This feels weird, I don’t usually talk about this. I don’t want to die anymore, at least not all the time like i did before, but i don’t want to live either. I was in a really dark place about 6 years ago when I was close to ending my life, the only thing that kept me from actually doing it was fear of spending eternity in hell. I got help, it got better for a while I thought that part of my life was over, just a phase, but it wasn’t I still have some of those feelings left over, and it’s hard.
My parents are caring and understanding, they care so much, but sometimes that just makes it worse, like when I’ve been in the closet for too long they have to check up on me, or when I’m upset they go easy on me and it makes me feel weak. They don’t trust me with my own life. But at the same time I’m grateful because no matter how much I hate my life and myself, most of the time I want don’t want to die I just want to be… I don’t know if that makes any sense, just do nothing and think nothing and live in my mind I guess.

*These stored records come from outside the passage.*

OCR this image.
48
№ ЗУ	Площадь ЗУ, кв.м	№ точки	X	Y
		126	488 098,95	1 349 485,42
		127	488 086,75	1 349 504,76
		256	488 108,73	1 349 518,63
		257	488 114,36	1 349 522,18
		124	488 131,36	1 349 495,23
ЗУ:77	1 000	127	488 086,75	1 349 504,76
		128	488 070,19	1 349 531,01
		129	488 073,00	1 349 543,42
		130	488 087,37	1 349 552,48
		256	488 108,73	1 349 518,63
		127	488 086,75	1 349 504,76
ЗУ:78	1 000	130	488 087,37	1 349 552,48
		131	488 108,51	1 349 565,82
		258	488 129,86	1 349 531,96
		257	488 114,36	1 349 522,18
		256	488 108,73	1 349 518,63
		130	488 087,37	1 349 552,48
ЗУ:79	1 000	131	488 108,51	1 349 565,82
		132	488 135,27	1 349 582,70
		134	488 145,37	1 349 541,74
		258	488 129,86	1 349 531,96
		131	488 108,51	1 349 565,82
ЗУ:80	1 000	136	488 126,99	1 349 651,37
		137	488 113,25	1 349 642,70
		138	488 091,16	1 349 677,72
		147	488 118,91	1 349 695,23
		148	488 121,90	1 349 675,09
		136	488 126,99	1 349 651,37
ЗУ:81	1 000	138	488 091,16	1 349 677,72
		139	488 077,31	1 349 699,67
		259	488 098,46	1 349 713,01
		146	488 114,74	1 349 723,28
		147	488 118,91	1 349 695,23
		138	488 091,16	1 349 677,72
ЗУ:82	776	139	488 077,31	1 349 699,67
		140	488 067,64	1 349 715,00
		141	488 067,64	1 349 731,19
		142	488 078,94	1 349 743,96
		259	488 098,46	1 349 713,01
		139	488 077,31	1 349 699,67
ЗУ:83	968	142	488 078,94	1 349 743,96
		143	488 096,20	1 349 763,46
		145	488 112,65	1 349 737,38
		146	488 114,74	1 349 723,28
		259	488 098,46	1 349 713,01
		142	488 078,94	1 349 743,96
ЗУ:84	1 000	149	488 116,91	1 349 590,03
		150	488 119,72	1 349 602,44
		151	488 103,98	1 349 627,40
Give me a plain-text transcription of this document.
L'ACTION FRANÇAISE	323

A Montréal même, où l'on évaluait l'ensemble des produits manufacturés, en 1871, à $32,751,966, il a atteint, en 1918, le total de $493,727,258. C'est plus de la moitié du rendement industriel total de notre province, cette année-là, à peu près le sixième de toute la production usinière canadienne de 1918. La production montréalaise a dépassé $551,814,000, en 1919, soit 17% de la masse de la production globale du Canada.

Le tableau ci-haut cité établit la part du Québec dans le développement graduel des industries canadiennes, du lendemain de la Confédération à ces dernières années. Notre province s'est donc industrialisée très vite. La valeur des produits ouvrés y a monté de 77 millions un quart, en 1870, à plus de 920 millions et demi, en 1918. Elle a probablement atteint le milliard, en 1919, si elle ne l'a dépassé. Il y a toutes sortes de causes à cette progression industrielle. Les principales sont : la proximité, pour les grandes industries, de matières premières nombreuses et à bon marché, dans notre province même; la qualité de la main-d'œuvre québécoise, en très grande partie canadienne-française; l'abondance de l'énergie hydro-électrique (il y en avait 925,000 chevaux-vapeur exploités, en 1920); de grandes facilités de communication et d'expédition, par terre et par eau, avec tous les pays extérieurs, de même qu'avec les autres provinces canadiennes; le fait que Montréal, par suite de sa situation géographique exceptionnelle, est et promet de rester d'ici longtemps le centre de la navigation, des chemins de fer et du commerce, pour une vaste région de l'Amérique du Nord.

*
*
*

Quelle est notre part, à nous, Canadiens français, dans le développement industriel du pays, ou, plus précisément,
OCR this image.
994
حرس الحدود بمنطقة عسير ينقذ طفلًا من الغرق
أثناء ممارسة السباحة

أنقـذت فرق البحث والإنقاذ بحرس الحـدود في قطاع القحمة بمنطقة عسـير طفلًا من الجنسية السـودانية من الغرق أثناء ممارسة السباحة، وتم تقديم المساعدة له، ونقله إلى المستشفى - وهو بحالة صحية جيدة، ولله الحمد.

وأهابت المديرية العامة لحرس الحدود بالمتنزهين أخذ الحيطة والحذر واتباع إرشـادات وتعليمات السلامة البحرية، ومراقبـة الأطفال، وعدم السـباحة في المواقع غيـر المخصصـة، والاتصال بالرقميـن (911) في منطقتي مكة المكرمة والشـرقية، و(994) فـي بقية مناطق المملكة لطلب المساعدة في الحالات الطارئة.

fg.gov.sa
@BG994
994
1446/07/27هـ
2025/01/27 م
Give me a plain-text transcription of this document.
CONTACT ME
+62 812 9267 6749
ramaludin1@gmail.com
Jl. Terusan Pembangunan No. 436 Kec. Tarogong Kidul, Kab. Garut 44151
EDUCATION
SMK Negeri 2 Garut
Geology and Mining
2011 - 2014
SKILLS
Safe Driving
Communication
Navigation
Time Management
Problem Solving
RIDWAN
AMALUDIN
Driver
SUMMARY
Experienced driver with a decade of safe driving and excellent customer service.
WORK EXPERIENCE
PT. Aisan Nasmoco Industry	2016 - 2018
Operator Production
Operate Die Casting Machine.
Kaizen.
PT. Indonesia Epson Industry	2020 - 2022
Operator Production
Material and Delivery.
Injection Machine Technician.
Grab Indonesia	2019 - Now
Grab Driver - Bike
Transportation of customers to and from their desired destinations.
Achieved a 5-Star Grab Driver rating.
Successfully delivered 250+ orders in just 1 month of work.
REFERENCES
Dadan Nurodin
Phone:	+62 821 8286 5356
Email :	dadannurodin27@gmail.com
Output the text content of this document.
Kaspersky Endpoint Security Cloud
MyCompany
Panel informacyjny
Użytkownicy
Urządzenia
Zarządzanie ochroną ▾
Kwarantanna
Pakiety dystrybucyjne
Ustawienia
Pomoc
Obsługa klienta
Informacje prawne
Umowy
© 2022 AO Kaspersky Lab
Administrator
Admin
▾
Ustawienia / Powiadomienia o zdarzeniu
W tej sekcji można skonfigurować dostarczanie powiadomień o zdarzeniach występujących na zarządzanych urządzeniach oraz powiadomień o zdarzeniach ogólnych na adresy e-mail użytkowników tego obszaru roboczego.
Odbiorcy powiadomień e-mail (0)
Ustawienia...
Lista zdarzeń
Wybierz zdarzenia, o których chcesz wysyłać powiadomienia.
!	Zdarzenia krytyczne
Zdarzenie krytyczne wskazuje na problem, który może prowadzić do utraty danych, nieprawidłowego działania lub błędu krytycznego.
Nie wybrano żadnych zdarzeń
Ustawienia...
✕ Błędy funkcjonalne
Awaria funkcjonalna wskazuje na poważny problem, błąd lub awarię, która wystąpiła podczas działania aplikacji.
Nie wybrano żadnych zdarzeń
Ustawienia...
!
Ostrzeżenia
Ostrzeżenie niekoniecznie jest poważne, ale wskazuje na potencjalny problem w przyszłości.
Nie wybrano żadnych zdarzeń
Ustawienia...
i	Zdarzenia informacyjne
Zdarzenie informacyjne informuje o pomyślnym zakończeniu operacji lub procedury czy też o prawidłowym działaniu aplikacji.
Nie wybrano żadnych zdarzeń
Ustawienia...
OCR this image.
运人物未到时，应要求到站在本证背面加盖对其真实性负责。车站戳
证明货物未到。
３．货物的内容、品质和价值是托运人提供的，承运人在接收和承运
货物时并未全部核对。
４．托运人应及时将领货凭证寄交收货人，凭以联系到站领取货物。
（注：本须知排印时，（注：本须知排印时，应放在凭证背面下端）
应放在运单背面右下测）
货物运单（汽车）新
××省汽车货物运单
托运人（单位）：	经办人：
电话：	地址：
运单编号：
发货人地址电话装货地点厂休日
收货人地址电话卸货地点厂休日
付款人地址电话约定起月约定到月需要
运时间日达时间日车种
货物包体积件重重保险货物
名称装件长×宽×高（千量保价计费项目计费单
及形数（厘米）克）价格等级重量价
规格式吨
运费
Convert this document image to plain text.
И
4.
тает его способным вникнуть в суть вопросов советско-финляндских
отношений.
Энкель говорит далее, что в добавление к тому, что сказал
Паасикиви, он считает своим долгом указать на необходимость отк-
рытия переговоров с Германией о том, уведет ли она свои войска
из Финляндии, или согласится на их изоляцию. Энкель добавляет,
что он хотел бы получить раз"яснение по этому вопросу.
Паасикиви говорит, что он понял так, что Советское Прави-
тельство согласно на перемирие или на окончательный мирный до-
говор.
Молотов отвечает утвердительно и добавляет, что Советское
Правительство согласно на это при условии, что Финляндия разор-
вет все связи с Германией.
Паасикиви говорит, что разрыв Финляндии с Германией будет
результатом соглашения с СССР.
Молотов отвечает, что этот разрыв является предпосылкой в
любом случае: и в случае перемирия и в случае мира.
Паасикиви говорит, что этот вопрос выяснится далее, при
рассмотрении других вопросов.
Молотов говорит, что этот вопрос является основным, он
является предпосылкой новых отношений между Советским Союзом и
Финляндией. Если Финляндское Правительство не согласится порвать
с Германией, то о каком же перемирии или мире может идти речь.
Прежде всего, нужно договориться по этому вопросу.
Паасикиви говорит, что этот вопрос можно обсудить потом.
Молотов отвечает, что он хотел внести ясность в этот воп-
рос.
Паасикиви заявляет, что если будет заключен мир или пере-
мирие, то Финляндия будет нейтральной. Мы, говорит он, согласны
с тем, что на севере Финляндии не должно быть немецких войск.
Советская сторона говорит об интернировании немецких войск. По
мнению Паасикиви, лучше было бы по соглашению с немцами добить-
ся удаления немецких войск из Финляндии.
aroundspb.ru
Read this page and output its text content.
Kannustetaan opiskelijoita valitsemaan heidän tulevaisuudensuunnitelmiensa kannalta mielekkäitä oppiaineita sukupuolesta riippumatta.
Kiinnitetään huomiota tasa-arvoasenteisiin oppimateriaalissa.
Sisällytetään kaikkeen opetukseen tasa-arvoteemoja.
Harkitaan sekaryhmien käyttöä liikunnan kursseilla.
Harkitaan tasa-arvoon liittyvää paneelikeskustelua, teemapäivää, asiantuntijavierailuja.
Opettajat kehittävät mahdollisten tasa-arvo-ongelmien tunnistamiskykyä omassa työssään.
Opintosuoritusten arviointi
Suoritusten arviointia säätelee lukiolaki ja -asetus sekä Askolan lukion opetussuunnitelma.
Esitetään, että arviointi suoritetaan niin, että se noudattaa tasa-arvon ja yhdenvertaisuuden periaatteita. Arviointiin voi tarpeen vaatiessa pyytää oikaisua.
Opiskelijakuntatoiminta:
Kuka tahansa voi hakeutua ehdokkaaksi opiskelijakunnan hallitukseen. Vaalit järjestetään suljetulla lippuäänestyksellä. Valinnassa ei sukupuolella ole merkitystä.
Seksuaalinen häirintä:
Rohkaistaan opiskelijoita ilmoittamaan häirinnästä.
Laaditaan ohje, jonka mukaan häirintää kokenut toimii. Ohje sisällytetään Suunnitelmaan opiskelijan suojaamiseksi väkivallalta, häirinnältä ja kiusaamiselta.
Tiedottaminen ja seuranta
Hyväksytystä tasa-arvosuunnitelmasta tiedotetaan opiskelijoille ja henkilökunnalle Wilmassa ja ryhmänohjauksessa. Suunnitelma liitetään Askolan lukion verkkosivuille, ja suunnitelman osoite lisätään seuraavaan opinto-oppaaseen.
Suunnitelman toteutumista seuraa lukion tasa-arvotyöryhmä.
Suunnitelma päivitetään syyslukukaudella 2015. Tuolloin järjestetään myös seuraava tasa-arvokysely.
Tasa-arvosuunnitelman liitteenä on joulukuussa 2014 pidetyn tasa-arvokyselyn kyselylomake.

I feel like the first time I though about killing myself I opened a door, and I can’t close it now, like Pandora’s box, it’s there forever. Now it’s an option every time life goes wrong and I’m in a dark place. And that’s what I’m afraid of. Myself. I’m afraid that I’m not strong enough. I’m afraid that no matter how hard I fight against it in the end depression is going to win.
2 comments
I can relate to much of what you said. I guess I can compare my current emotional state to some kind of limbo. Death isn’t an available options atm nor something that I’m actively seeking anymore, but at the same time I still feel suicidal and don’t truly feel happy or satisfied with my life. Idk. Maybe I won’t ever feel real joy and that scares me.